By Yaël Ossowski
In line with common law tradition, the class action system was set up in Australia to address wrongs and deliver justice for ordinary people.
But because of a lack of action from politicians and policymakers, it has instead funnelled rivers of gold to faceless foreign investors with a stake in gaming the system.
It’s become akin to a casino with lower stakes and high payouts. The high rollers from overseas, flush with capital to bet big and win big, get VIP treatment in Aussie courts, while ordinary Mums and Dads without that cash or influence get pennies.
As the Daily Telegraph revealed recently, there’s never been a more lucrative time to be a foreign litigation funder investing in Australian class actions.
Since July 2022, $308 million has been doled out to litigation funders involving themselves class action settlements in Australian courts, with a whopping 82 per cent ($255 million) going to funders from abroad.
Worse still, over the same period $152 million went to litigation funders with accounts registered in the Cayman Islands – a jurisdiction not none for divulging corporate or financial identities.
When pressed, many of these funders will say that without their investments, class action claimants would receive no payouts nor have a case at all, and ordinary people would never have a chance against large companies.
But a recent lawsuit brought by thousands of Victorian cabbies against the ride sharing platform Uber shows it just doesn’t work this way.
That lawsuit filed in Victorian Supreme Court aimed to compensate taxi and hire car drivers for loss of income and licence values following the arrival of Uber in Australia. In the US and Canada, similar actions have been tried, but haven’t found an audience.
In May, the Court was asked to approve an historic $272 million settlement, the fifth largest in Australian history. While those who may dislike the sharing economy may celebrate, the actual details reveal why consumers ultimately lose.
Of the $272 million, $36.5 million will make its way to law firm Maurice Blackburn, while $81.5 million would go to Harbour Litigation Funding, a business with significant assets held in the Cayman Islands. $154 million – or just 57 per cent of the settlement – would go to 8,701 taxi drivers, netting them just over $17,000 apiece or fourteen weeks of the average wage of a Melbourne cabbie.
Fourteen weeks’ pay for decades of lost income, and $81.5 million for a one-off investment. And that’s not even taking into account the consumers who will face higher prices and less competition when they try to book a car from the CBD.
With pay-days like these, it’s easy to see why so many litigation funders – backed by investors across the world – have their sights set on Australia.
The latest example is UK-headquartered class action firm Pogust Goodhead, backed by a billion-dollar investment from an American hedge fund, Gramercy.

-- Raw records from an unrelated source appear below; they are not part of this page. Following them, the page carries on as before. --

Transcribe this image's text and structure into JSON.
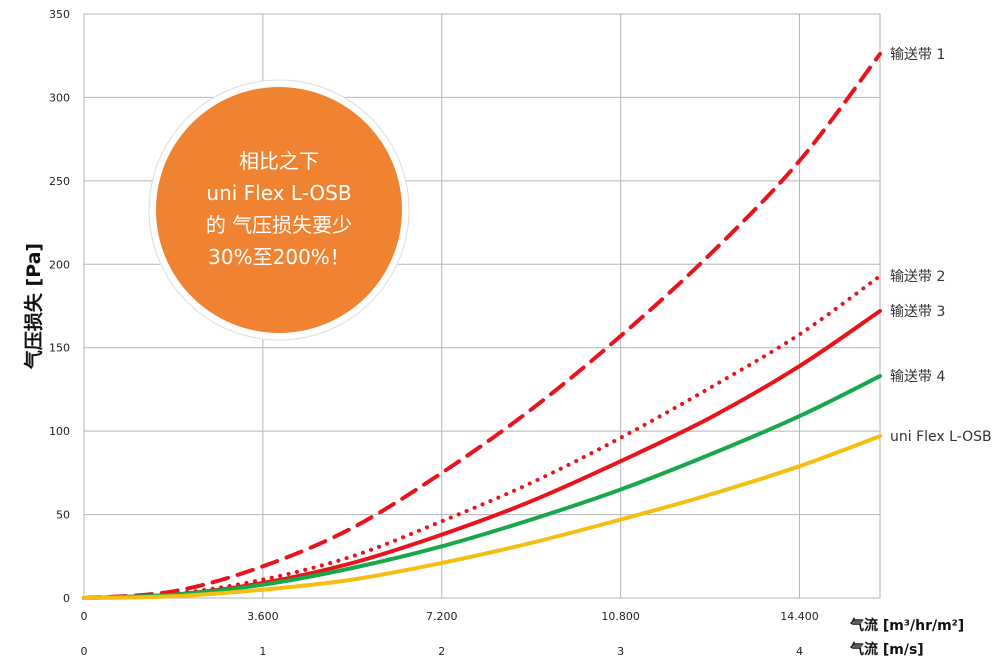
{
  "chart_data": {
    "type": "line",
    "ylabel": "气压损失 [Pa]",
    "x_primary_label": "气流 [m³/hr/m²]",
    "x_secondary_label": "气流 [m/s]",
    "x_secondary_ticks": [
      0,
      1,
      2,
      3,
      4
    ],
    "x_primary_ticks": [
      "0",
      "3.600",
      "7.200",
      "10.800",
      "14.400"
    ],
    "xlim": [
      0,
      4.45
    ],
    "ylim": [
      0,
      350
    ],
    "y_ticks": [
      0,
      50,
      100,
      150,
      200,
      250,
      300,
      350
    ],
    "grid": true,
    "legend_placement": "right end of each line",
    "callout": {
      "lines": [
        "相比之下",
        "uni Flex L-OSB",
        "的 气压损失要少",
        "30%至200%！"
      ],
      "color": "#F08331"
    },
    "series": [
      {
        "name": "输送带 1",
        "color": "#E8131B",
        "style": "dashed",
        "points": [
          [
            0,
            0
          ],
          [
            0.5,
            4
          ],
          [
            1,
            19
          ],
          [
            1.5,
            42
          ],
          [
            2,
            75
          ],
          [
            2.5,
            113
          ],
          [
            3,
            157
          ],
          [
            3.5,
            206
          ],
          [
            4,
            262
          ],
          [
            4.45,
            326
          ]
        ]
      },
      {
        "name": "输送带 2",
        "color": "#E8131B",
        "style": "dotted",
        "points": [
          [
            0,
            0
          ],
          [
            0.5,
            2.5
          ],
          [
            1,
            11
          ],
          [
            1.5,
            25
          ],
          [
            2,
            46
          ],
          [
            2.5,
            69
          ],
          [
            3,
            96
          ],
          [
            3.5,
            126
          ],
          [
            4,
            158
          ],
          [
            4.45,
            193
          ]
        ]
      },
      {
        "name": "输送带 3",
        "color": "#E8131B",
        "style": "solid",
        "points": [
          [
            0,
            0
          ],
          [
            0.5,
            2
          ],
          [
            1,
            9
          ],
          [
            1.5,
            21
          ],
          [
            2,
            38
          ],
          [
            2.5,
            58
          ],
          [
            3,
            82
          ],
          [
            3.5,
            108
          ],
          [
            4,
            139
          ],
          [
            4.45,
            172
          ]
        ]
      },
      {
        "name": "输送带 4",
        "color": "#16A84B",
        "style": "solid",
        "points": [
          [
            0,
            0
          ],
          [
            0.5,
            2
          ],
          [
            1,
            8
          ],
          [
            1.5,
            18
          ],
          [
            2,
            31
          ],
          [
            2.5,
            47
          ],
          [
            3,
            65
          ],
          [
            3.5,
            86
          ],
          [
            4,
            109
          ],
          [
            4.45,
            133
          ]
        ]
      },
      {
        "name": "uni Flex L-OSB",
        "color": "#F6BE10",
        "style": "solid",
        "points": [
          [
            0,
            0
          ],
          [
            0.5,
            1
          ],
          [
            1,
            5
          ],
          [
            1.5,
            11
          ],
          [
            2,
            21
          ],
          [
            2.5,
            33
          ],
          [
            3,
            47
          ],
          [
            3.5,
            62
          ],
          [
            4,
            79
          ],
          [
            4.45,
            97
          ]
        ]
      }
    ]
  }
}
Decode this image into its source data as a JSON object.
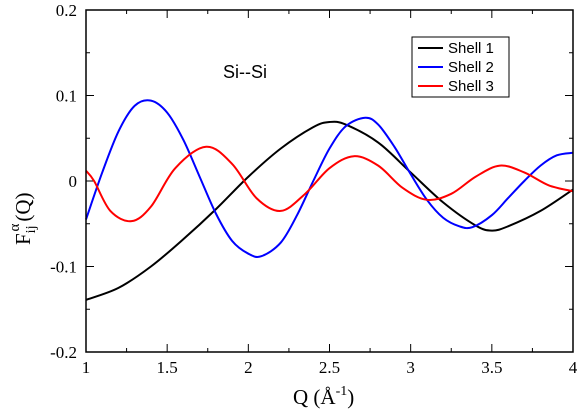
{
  "chart_data": {
    "type": "line",
    "annotation": "Si--Si",
    "xlabel": {
      "base": "Q (",
      "unit": "Å",
      "sup": "-1",
      "close": ")"
    },
    "ylabel": {
      "base": "F",
      "sub": "ij",
      "sup": "α",
      "suffix": "(Q)"
    },
    "xlim": [
      1,
      4
    ],
    "ylim": [
      -0.2,
      0.2
    ],
    "x_ticks": [
      1,
      1.5,
      2,
      2.5,
      3,
      3.5,
      4
    ],
    "x_tick_labels": [
      "1",
      "1.5",
      "2",
      "2.5",
      "3",
      "3.5",
      "4"
    ],
    "y_ticks": [
      -0.2,
      -0.1,
      0,
      0.1,
      0.2
    ],
    "y_tick_labels": [
      "-0.2",
      "-0.1",
      "0",
      "0.1",
      "0.2"
    ],
    "legend_position": "top-right",
    "series": [
      {
        "name": "Shell 1",
        "color": "#000000",
        "x": [
          1.0,
          1.2,
          1.4,
          1.6,
          1.8,
          2.0,
          2.2,
          2.4,
          2.5,
          2.6,
          2.8,
          3.0,
          3.2,
          3.4,
          3.5,
          3.6,
          3.8,
          4.0
        ],
        "y": [
          -0.139,
          -0.125,
          -0.1,
          -0.068,
          -0.033,
          0.005,
          0.038,
          0.063,
          0.069,
          0.066,
          0.045,
          0.01,
          -0.025,
          -0.052,
          -0.058,
          -0.053,
          -0.035,
          -0.01
        ]
      },
      {
        "name": "Shell 2",
        "color": "#0000ff",
        "x": [
          1.0,
          1.1,
          1.2,
          1.3,
          1.4,
          1.5,
          1.6,
          1.7,
          1.8,
          1.9,
          2.0,
          2.08,
          2.2,
          2.3,
          2.4,
          2.5,
          2.6,
          2.72,
          2.8,
          2.9,
          3.0,
          3.1,
          3.2,
          3.3,
          3.38,
          3.5,
          3.6,
          3.7,
          3.8,
          3.9,
          4.0
        ],
        "y": [
          -0.045,
          0.01,
          0.058,
          0.088,
          0.094,
          0.08,
          0.048,
          0.005,
          -0.038,
          -0.07,
          -0.085,
          -0.088,
          -0.072,
          -0.04,
          0.0,
          0.038,
          0.064,
          0.074,
          0.066,
          0.04,
          0.008,
          -0.022,
          -0.043,
          -0.053,
          -0.054,
          -0.04,
          -0.02,
          0.0,
          0.018,
          0.03,
          0.033
        ]
      },
      {
        "name": "Shell 3",
        "color": "#ff0000",
        "x": [
          1.0,
          1.05,
          1.15,
          1.28,
          1.4,
          1.55,
          1.74,
          1.9,
          2.05,
          2.2,
          2.35,
          2.5,
          2.65,
          2.8,
          2.95,
          3.1,
          3.25,
          3.4,
          3.55,
          3.7,
          3.85,
          4.0
        ],
        "y": [
          0.012,
          0.0,
          -0.035,
          -0.047,
          -0.03,
          0.015,
          0.04,
          0.02,
          -0.02,
          -0.035,
          -0.015,
          0.015,
          0.029,
          0.018,
          -0.008,
          -0.022,
          -0.015,
          0.005,
          0.018,
          0.01,
          -0.005,
          -0.012
        ]
      }
    ]
  }
}
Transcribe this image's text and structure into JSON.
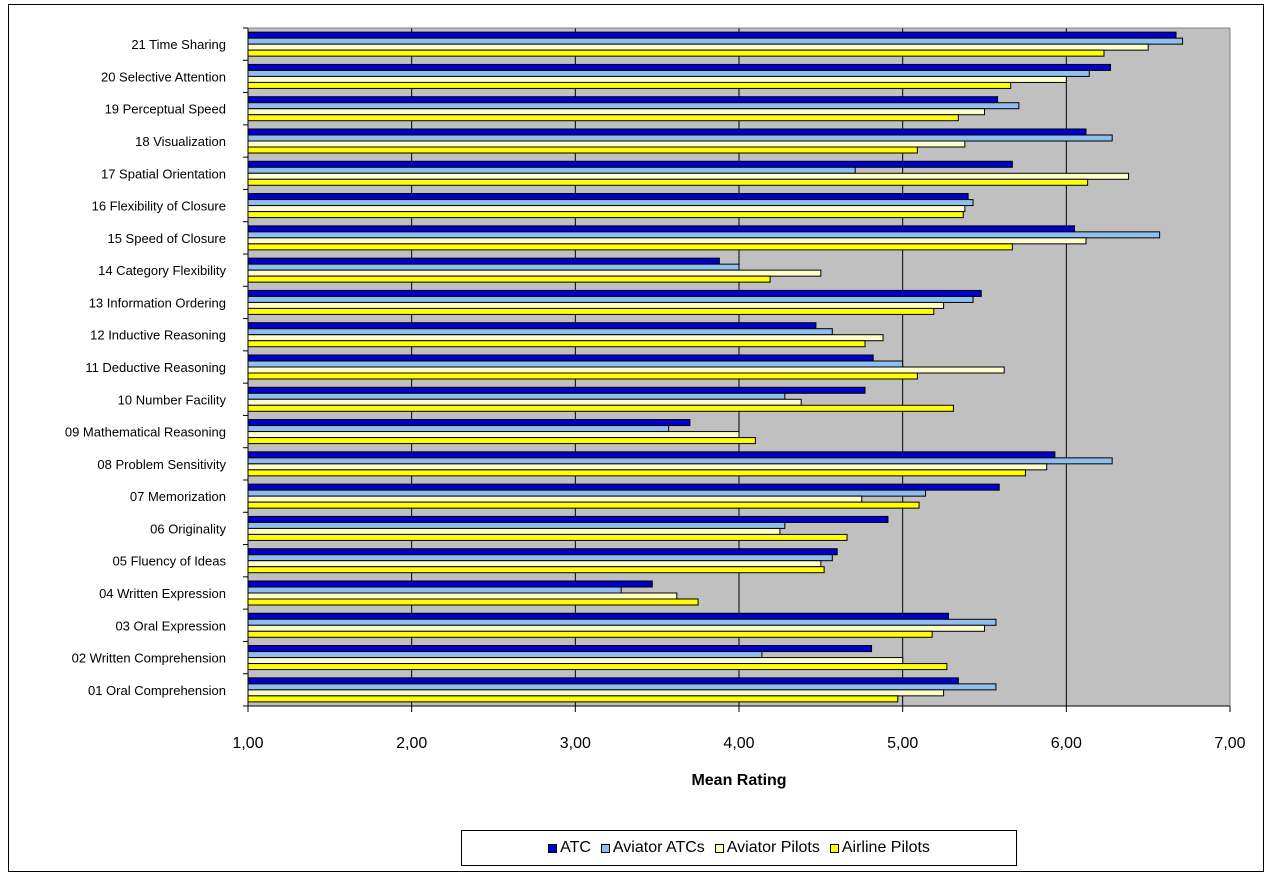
{
  "chart_data": {
    "type": "bar",
    "orientation": "horizontal",
    "categories": [
      "01 Oral Comprehension",
      "02 Written Comprehension",
      "03 Oral Expression",
      "04 Written Expression",
      "05 Fluency of Ideas",
      "06 Originality",
      "07 Memorization",
      "08 Problem Sensitivity",
      "09 Mathematical Reasoning",
      "10 Number Facility",
      "11 Deductive Reasoning",
      "12 Inductive Reasoning",
      "13 Information Ordering",
      "14 Category Flexibility",
      "15 Speed of Closure",
      "16 Flexibility of Closure",
      "17 Spatial Orientation",
      "18 Visualization",
      "19 Perceptual Speed",
      "20 Selective Attention",
      "21 Time Sharing"
    ],
    "series": [
      {
        "name": "ATC",
        "color": "#0000cc",
        "values": [
          5.34,
          4.81,
          5.28,
          3.47,
          4.6,
          4.91,
          5.59,
          5.93,
          3.7,
          4.77,
          4.82,
          4.47,
          5.48,
          3.88,
          6.05,
          5.4,
          5.67,
          6.12,
          5.58,
          6.27,
          6.67
        ]
      },
      {
        "name": "Aviator ATCs",
        "color": "#8fbfef",
        "values": [
          5.57,
          4.14,
          5.57,
          3.28,
          4.57,
          4.28,
          5.14,
          6.28,
          3.57,
          4.28,
          5.0,
          4.57,
          5.43,
          4.0,
          6.57,
          5.43,
          4.71,
          6.28,
          5.71,
          6.14,
          6.71
        ]
      },
      {
        "name": "Aviator Pilots",
        "color": "#ffffcc",
        "values": [
          5.25,
          5.0,
          5.5,
          3.62,
          4.5,
          4.25,
          4.75,
          5.88,
          4.0,
          4.38,
          5.62,
          4.88,
          5.25,
          4.5,
          6.12,
          5.38,
          6.38,
          5.38,
          5.5,
          6.0,
          6.5
        ]
      },
      {
        "name": "Airline Pilots",
        "color": "#ffff00",
        "values": [
          4.97,
          5.27,
          5.18,
          3.75,
          4.52,
          4.66,
          5.1,
          5.75,
          4.1,
          5.31,
          5.09,
          4.77,
          5.19,
          4.19,
          5.67,
          5.37,
          6.13,
          5.09,
          5.34,
          5.66,
          6.23
        ]
      }
    ],
    "xlabel": "Mean Rating",
    "ylabel": "",
    "xlim": [
      1,
      7
    ],
    "x_ticks": [
      "1,00",
      "2,00",
      "3,00",
      "4,00",
      "5,00",
      "6,00",
      "7,00"
    ],
    "plot_background": "#c0c0c0",
    "grid": "vertical",
    "legend_position": "bottom"
  }
}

It’s the biggest loan of its type to a law firm in history.
Pogust Goodhead has plans to launch dozens of class actions in Australia out of its newly ordained Sydney office. The firm’s Global Managing Partner, Thomas Goodhead, has even talked about teaming up with green activist groups including the Australian Conservation Foundation and the taxpayer-funded Environmental Defenders Office to pursue firms that power the Australian economy.
Firms like Pogust Goodhead are relentless in their pursuit of payouts.
Pogust Goodhead is ploughing ahead with its $70 billion action in the English High Court against BHP – where it would receive as much as a 30 per cent cut. This follows a $45 billion compensation agreement between BHP and Brazil, where over 500,000 affected people receive payments from early next year. By their own admission, Pogust Goodhead’s English case may not be resolved until 2028.
It’s hard to see how the growth of this industry is good news for everyday Australian consumers who rely on affordable energy and good jobs.
Plainly, the class action system, especially the lax laws governing litigation funders, aren’t working.
How do you fix it? As ever, sunlight is the best disinfectant.
In the United States, Republicans and Democrats have come together to introduce the Litigation Transparency Act, which forces disclosure of financing provided by third parties. They’ve also worked on legislation to stop sovereign wealth funds from investing in American lawsuits. This is a reasonable approach that allows innovative litigation funding to continue, based on the condition that citizens know who has skin in the game.
So, it’s a good thing LNP Senator Paul Scarr raised these issues in Federal Parliament last week – quizzing officials from the Attorney General’s Department about what they’re doing to stop foreign actors interfering in Australia’s courts.
More recently, the European Law Institute – a leading legal think tank – has called on policymakers around the world to do more to “enhance transparency” around litigation funding, including passing laws to require funders to reveal the identity of their investors and disclose potential and actual conflicts of interest.
To tilt the scales of justice back in favour of ordinary people, Australia should heed this call.
Yaël Ossowski is deputy director at the global consumer advocacy group Consumer Choice Center.
This article was published in the Daily Telegraph.